A l'origine, la Bugatti Type 30 est une voiture de course, une vraie. Elle succède à la Type 13 qui n'avait existé que pour les besoins de la compétition et n'avait été fabriquée qu'en quantités infinitésimales et dont les Type 22 et Type 23 sont les dérivés. Ces voitures ont remporté bon nombre de courses au cours de leur carrière avant guerre.

En 1921, Bugatti met au point la Type 28. Ce modèle unique, reçoit un moteur 8 cylindres en ligne de 3 litres, en deux blocs de quatre cylindres.

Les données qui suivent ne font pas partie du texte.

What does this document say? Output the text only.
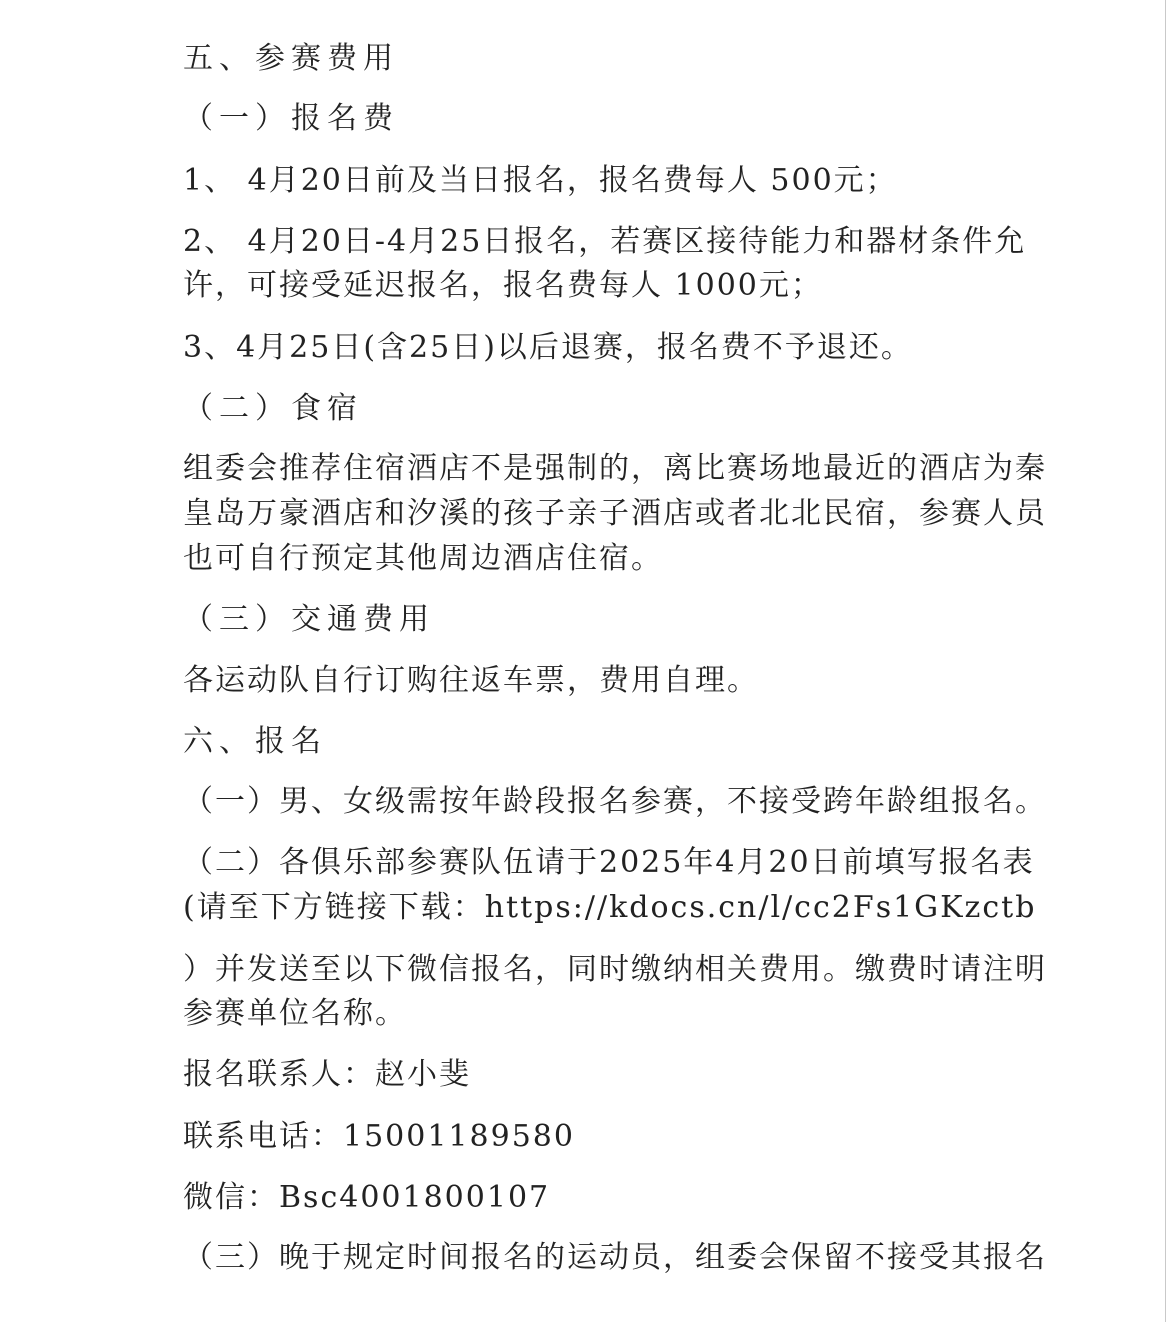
五、参赛费用
（一）报名费
1、 4月20日前及当日报名，报名费每人 500元；
2、 4月20日-4月25日报名，若赛区接待能力和器材条件允
许，可接受延迟报名，报名费每人 1000元；
3、4月25日(含25日)以后退赛，报名费不予退还。
（二）食宿
组委会推荐住宿酒店不是强制的，离比赛场地最近的酒店为秦
皇岛万豪酒店和汐溪的孩子亲子酒店或者北北民宿，参赛人员
也可自行预定其他周边酒店住宿。
（三）交通费用
各运动队自行订购往返车票，费用自理。
六、报名
（一）男、女级需按年龄段报名参赛，不接受跨年龄组报名。
（二）各俱乐部参赛队伍请于2025年4月20日前填写报名表
(请至下方链接下载：https://kdocs.cn/l/cc2Fs1GKzctb
）并发送至以下微信报名，同时缴纳相关费用。缴费时请注明
参赛单位名称。
报名联系人：赵小斐
联系电话：15001189580
微信：Bsc4001800107
（三）晚于规定时间报名的运动员，组委会保留不接受其报名
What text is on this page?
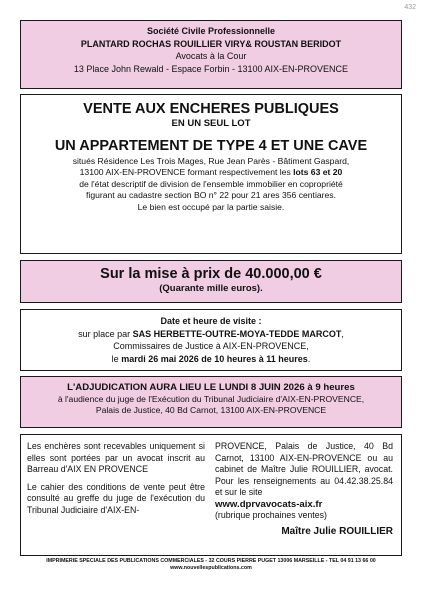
432
Société Civile Professionnelle
PLANTARD ROCHAS ROUILLIER VIRY& ROUSTAN BERIDOT
Avocats à la Cour
13 Place John Rewald - Espace Forbin - 13100 AIX-EN-PROVENCE
VENTE AUX ENCHERES PUBLIQUES
EN UN SEUL LOT
UN APPARTEMENT DE TYPE 4 ET UNE CAVE
situés Résidence Les Trois Mages, Rue Jean Parès - Bâtiment Gaspard,
13100 AIX-EN-PROVENCE formant respectivement les lots 63 et 20
de l'état descriptif de division de l'ensemble immobilier en copropriété
figurant au cadastre section BO n° 22 pour 21 ares 356 centiares.
Le bien est occupé par la partie saisie.
Sur la mise à prix de 40.000,00 €
(Quarante mille euros).
Date et heure de visite :
sur place par SAS HERBETTE-OUTRE-MOYA-TEDDE MARCOT,
Commissaires de Justice à AIX-EN-PROVENCE,
le mardi 26 mai 2026 de 10 heures à 11 heures.
L'ADJUDICATION AURA LIEU LE LUNDI 8 JUIN 2026 à 9 heures
à l'audience du juge de l'Exécution du Tribunal Judiciaire d'AIX-EN-PROVENCE,
Palais de Justice, 40 Bd Carnot, 13100 AIX-EN-PROVENCE

Les enchères sont recevables uniquement si elles sont portées par un avocat inscrit au Barreau d'AIX EN PROVENCE

Le cahier des conditions de vente peut être consulté au greffe du juge de l'exécution du Tribunal Judiciaire d'AIX-EN-

PROVENCE, Palais de Justice, 40 Bd Carnot, 13100 AIX-EN-PROVENCE ou au cabinet de Maître Julie ROUILLIER, avocat. Pour les renseignements au 04.42.38.25.84 et sur le site

www.dprvavocats-aix.fr

(rubrique prochaines ventes)

Maître Julie ROUILLIER

IMPRIMERIE SPECIALE DES PUBLICATIONS COMMERCIALES - 32 COURS PIERRE PUGET 13006 MARSEILLE - TEL 04 91 13 66 00
www.nouvellespublications.com
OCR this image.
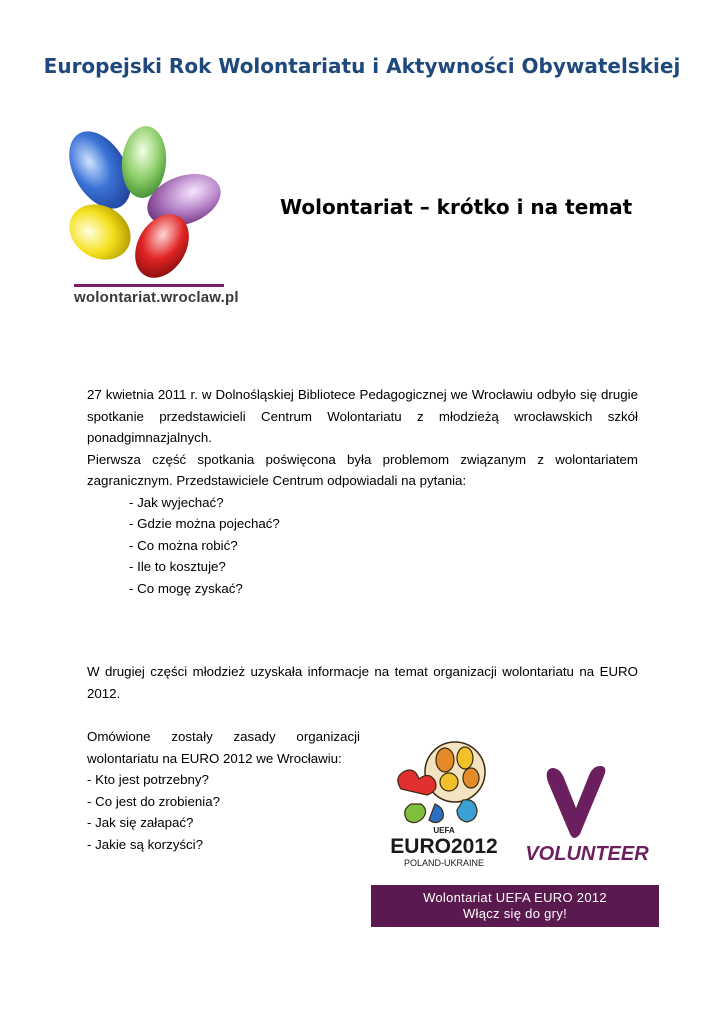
Europejski Rok Wolontariatu i Aktywności Obywatelskiej
wolontariat.wroclaw.pl
Wolontariat – krótko i na temat

27 kwietnia 2011 r. w Dolnośląskiej Bibliotece Pedagogicznej we Wrocławiu odbyło się drugie spotkanie przedstawicieli Centrum Wolontariatu z młodzieżą wrocławskich szkół ponadgimnazjalnych.

Pierwsza część spotkania poświęcona była problemom związanym z wolontariatem zagranicznym. Przedstawiciele Centrum odpowiadali na pytania:

- Jak wyjechać?

- Gdzie można pojechać?

- Co można robić?

- Ile to kosztuje?

- Co mogę zyskać?

W drugiej części młodzież uzyskała informacje na temat organizacji wolontariatu na EURO 2012.

Omówione zostały zasady organizacji

wolontariatu na EURO 2012 we Wrocławiu:

- Kto jest potrzebny?

- Co jest do zrobienia?

- Jak się załapać?

- Jakie są korzyści?

UEFA
EURO2012
POLAND-UKRAINE VOLUNTEER
Wolontariat UEFA EURO 2012
Włącz się do gry!
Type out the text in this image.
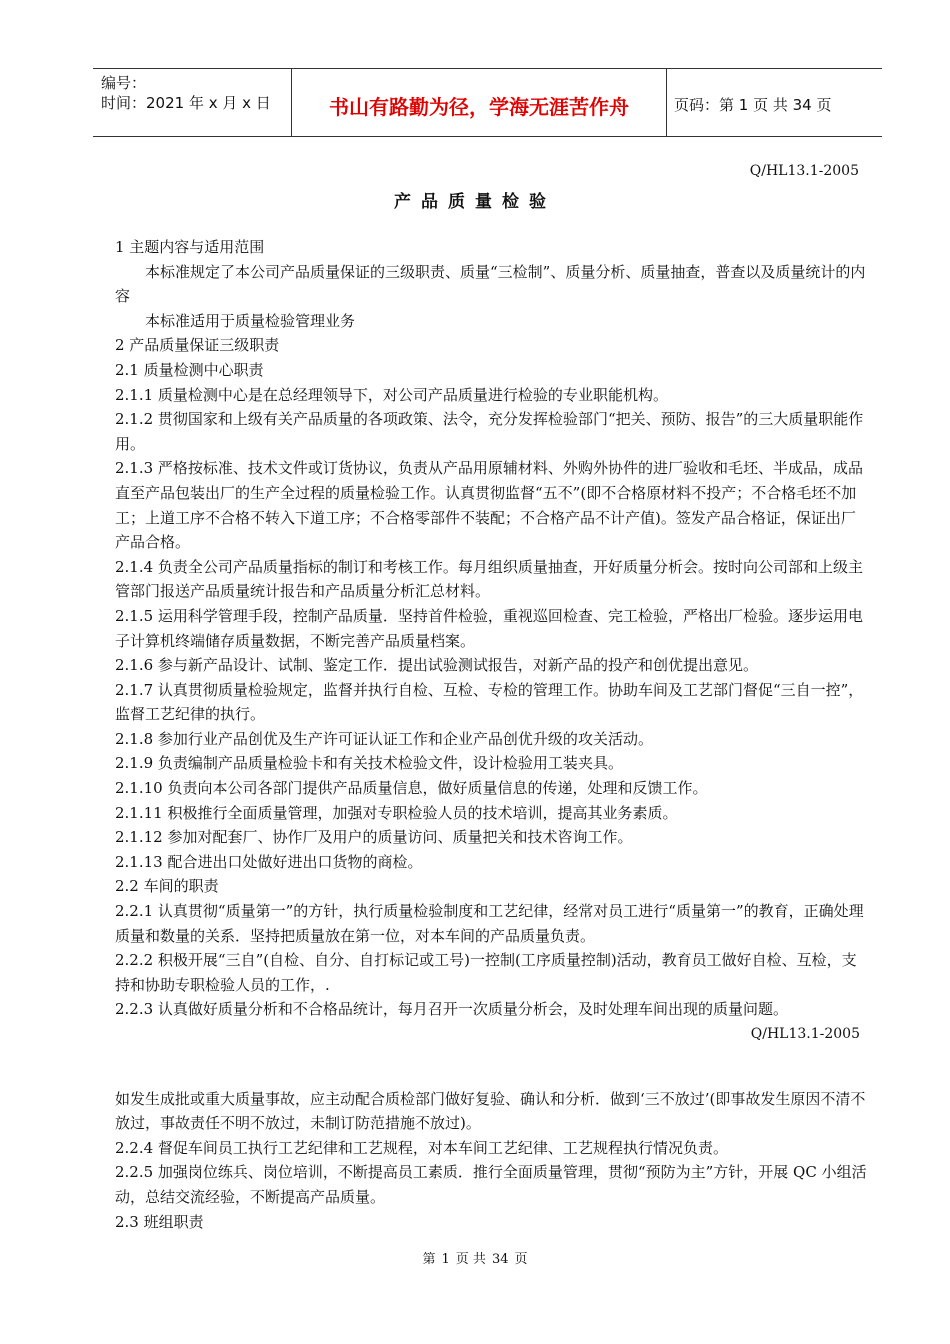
编号：
时间：2021 年 x 月 x 日	书山有路勤为径，学海无涯苦作舟	页码：第 1 页 共 34 页
Q/HL13.1-2005
产品质量检验

1 主题内容与适用范围

本标准规定了本公司产品质量保证的三级职责、质量“三检制”、质量分析、质量抽查，普查以及质量统计的内容

本标准适用于质量检验管理业务

2 产品质量保证三级职责

2.1 质量检测中心职责

2.1.1 质量检测中心是在总经理领导下，对公司产品质量进行检验的专业职能机构。

2.1.2 贯彻国家和上级有关产品质量的各项政策、法令，充分发挥检验部门“把关、预防、报告”的三大质量职能作用。

2.1.3 严格按标准、技术文件或订货协议，负责从产品用原辅材料、外购外协件的进厂验收和毛坯、半成品，成品直至产品包装出厂的生产全过程的质量检验工作。认真贯彻监督“五不”(即不合格原材料不投产；不合格毛坯不加工；上道工序不合格不转入下道工序；不合格零部件不装配；不合格产品不计产值)。签发产品合格证，保证出厂产品合格。

2.1.4 负责全公司产品质量指标的制订和考核工作。每月组织质量抽查，开好质量分析会。按时向公司部和上级主管部门报送产品质量统计报告和产品质量分析汇总材料。

2.1.5 运用科学管理手段，控制产品质量．坚持首件检验，重视巡回检查、完工检验，严格出厂检验。逐步运用电子计算机终端储存质量数据，不断完善产品质量档案。

2.1.6 参与新产品设计、试制、鉴定工作．提出试验测试报告，对新产品的投产和创优提出意见。

2.1.7 认真贯彻质量检验规定，监督并执行自检、互检、专检的管理工作。协助车间及工艺部门督促“三自一控”，监督工艺纪律的执行。

2.1.8 参加行业产品创优及生产许可证认证工作和企业产品创优升级的攻关活动。

2.1.9 负责编制产品质量检验卡和有关技术检验文件，设计检验用工装夹具。

2.1.10 负责向本公司各部门提供产品质量信息，做好质量信息的传递，处理和反馈工作。

2.1.11 积极推行全面质量管理，加强对专职检验人员的技术培训，提高其业务素质。

2.1.12 参加对配套厂、协作厂及用户的质量访问、质量把关和技术咨询工作。

2.1.13 配合进出口处做好进出口货物的商检。

2.2 车间的职责

2.2.1 认真贯彻“质量第一”的方针，执行质量检验制度和工艺纪律，经常对员工进行“质量第一”的教育，正确处理质量和数量的关系．坚持把质量放在第一位，对本车间的产品质量负责。

2.2.2 积极开展“三自”(自检、自分、自打标记或工号)一控制(工序质量控制)活动，教育员工做好自检、互检，支持和协助专职检验人员的工作，.

2.2.3 认真做好质量分析和不合格品统计，每月召开一次质量分析会，及时处理车间出现的质量问题。

Q/HL13.1-2005

如发生成批或重大质量事故，应主动配合质检部门做好复验、确认和分析．做到‘三不放过’(即事故发生原因不清不放过，事故责任不明不放过，未制订防范措施不放过)。

2.2.4 督促车间员工执行工艺纪律和工艺规程，对本车间工艺纪律、工艺规程执行情况负责。

2.2.5 加强岗位练兵、岗位培训，不断提高员工素质．推行全面质量管理，贯彻“预防为主”方针，开展 QC 小组活动，总结交流经验，不断提高产品质量。

2.3 班组职责

第 1 页 共 34 页
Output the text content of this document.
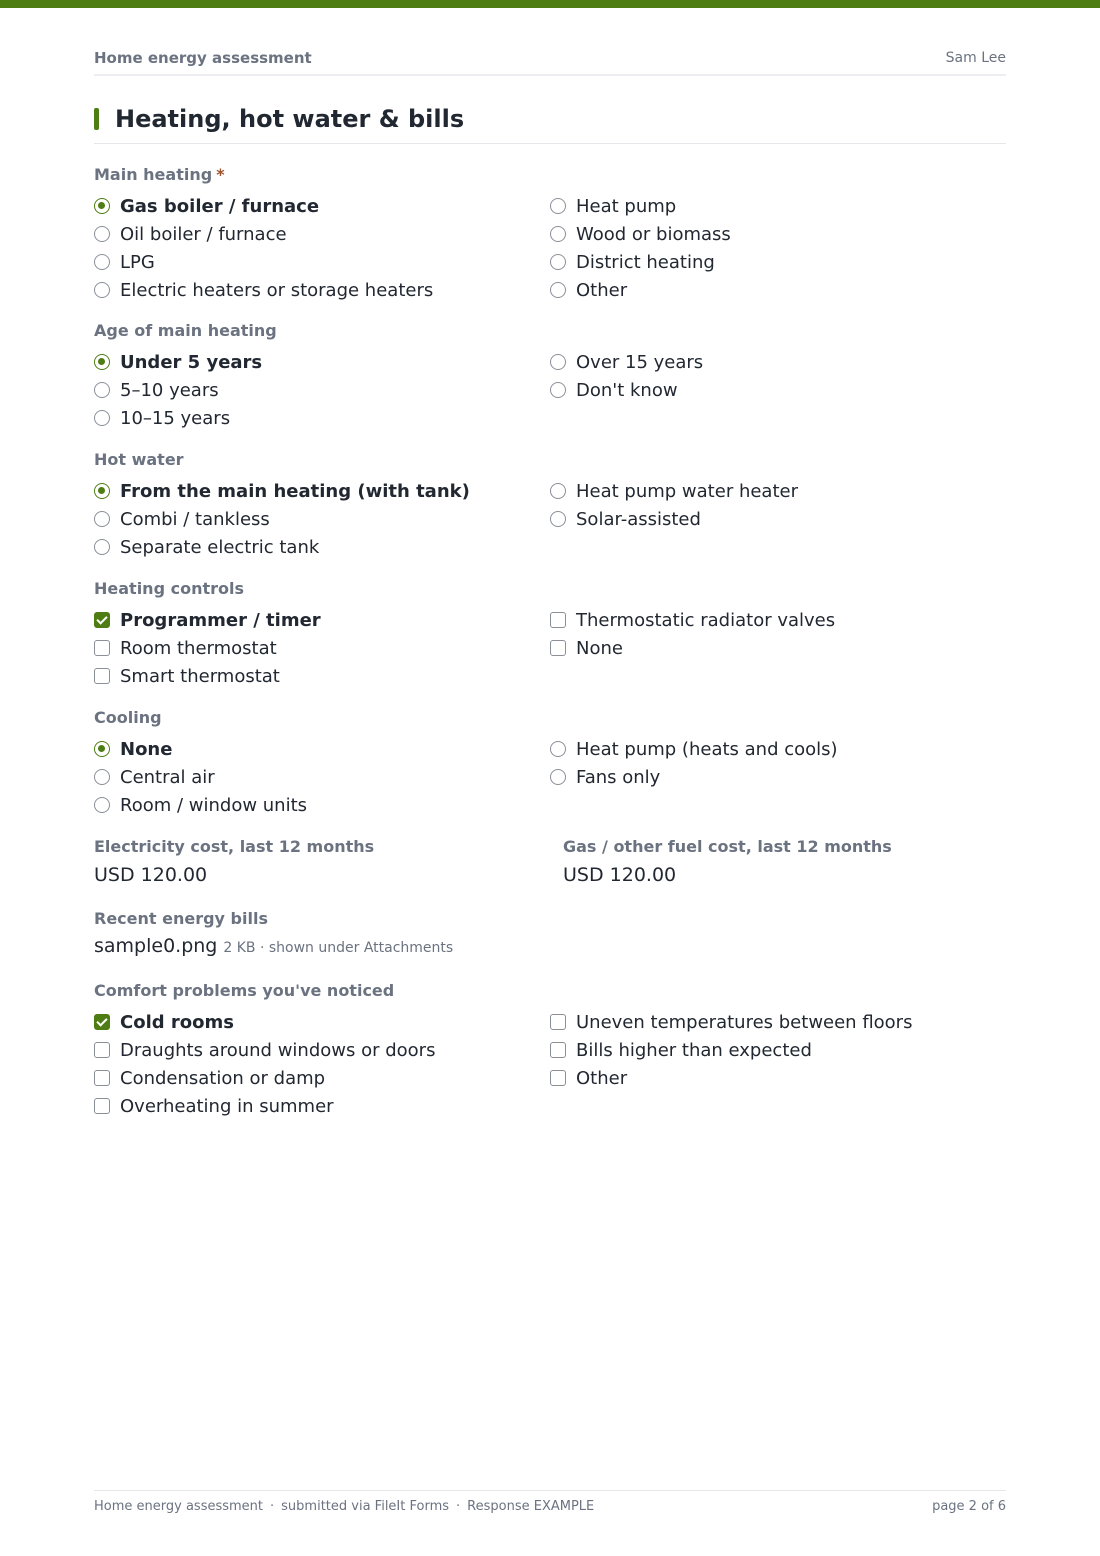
Home energy assessment	Sam Lee
Heating, hot water & bills
Main heating *
Gas boiler / furnace
Oil boiler / furnace
LPG
Electric heaters or storage heaters
Heat pump
Wood or biomass
District heating
Other
Age of main heating
Under 5 years
5–10 years
10–15 years
Over 15 years
Don't know
Hot water
From the main heating (with tank)
Combi / tankless
Separate electric tank
Heat pump water heater
Solar-assisted
Heating controls
Programmer / timer
Room thermostat
Smart thermostat
Thermostatic radiator valves
None
Cooling
None
Central air
Room / window units
Heat pump (heats and cools)
Fans only
Electricity cost, last 12 months
USD 120.00
Gas / other fuel cost, last 12 months
USD 120.00
Recent energy bills
sample0.png 2 KB · shown under Attachments
Comfort problems you've noticed
Cold rooms
Draughts around windows or doors
Condensation or damp
Overheating in summer
Uneven temperatures between floors
Bills higher than expected
Other
Home energy assessment · submitted via FileIt Forms · Response EXAMPLE	page 2 of 6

Les deux blocs sont reliés par un vilebrequin à 9 paliers. L'arbre à cames est actionné par arbre vertical relié directement au vilebrequin. Avec deux carburateurs de conception maison, deux soupapes à l'admission et une pour l'échappement, ce moteur développe 80 ch ce qui le rend extrêmement performant. L'idée de le transposer à la compétition se fait rapidement.

Sauf que la réglementation a changé et que les cylindrées sont réduites de 3 à 2 litres. Bugatti adapte alors son moteur sur un châssis du Type 23. Les 8 huit cylindres sont toujours constitués de deux blocs assemblés sur un carter commun en aluminium. Le vilebrequin ne comporte plus que 5 paliers, l'allumage est double et commandé par Delco et non plus une magnéto. En définitive, Bugatti extirpe 86 ch (SAE) au "petit" moteur 8 cylindres au régime de 4000 tr/min. Selon le rapport de pont, elle peut atteindre entre 130 et 145 km/h. Elle est heureusement freinée par des freins hydrauliques, mais les premiers modèles disposaient encore d'une commande à câble. La suspension est assurée par des ressorts à lames quart-elliptiques. La Type 30 est alignée sur des courses célèbres comme les Grand Prix de l'ACF (Automobile Club de France) à Strasbourg, au Grand Prix de Monza ou aux 500 miles d'Indianapolis, avec des résultats en demi-teinte.

La Type 30 est aussi présentée au salon de l'automobile qui se déroule sous la verrière du Grand Palais à l'époque. Elle prend la forme d'une version d'un "coupé de ville" qui côtoie la voiture victorieuse à Monza. Les clients pouvait donc opter pour plusieurs types de carrosseries, parfois effectuées par des carrossiers indépendants. On note quelques torpédos, des coupés profilés, et des profils plus orientés vers la compétition comme ce coupé Brescia 3 places. Selon les cas, les moteurs étaient bridés entre 60 et 75 ch, ce qui en faisait des voitures des plus performantes de l'époque.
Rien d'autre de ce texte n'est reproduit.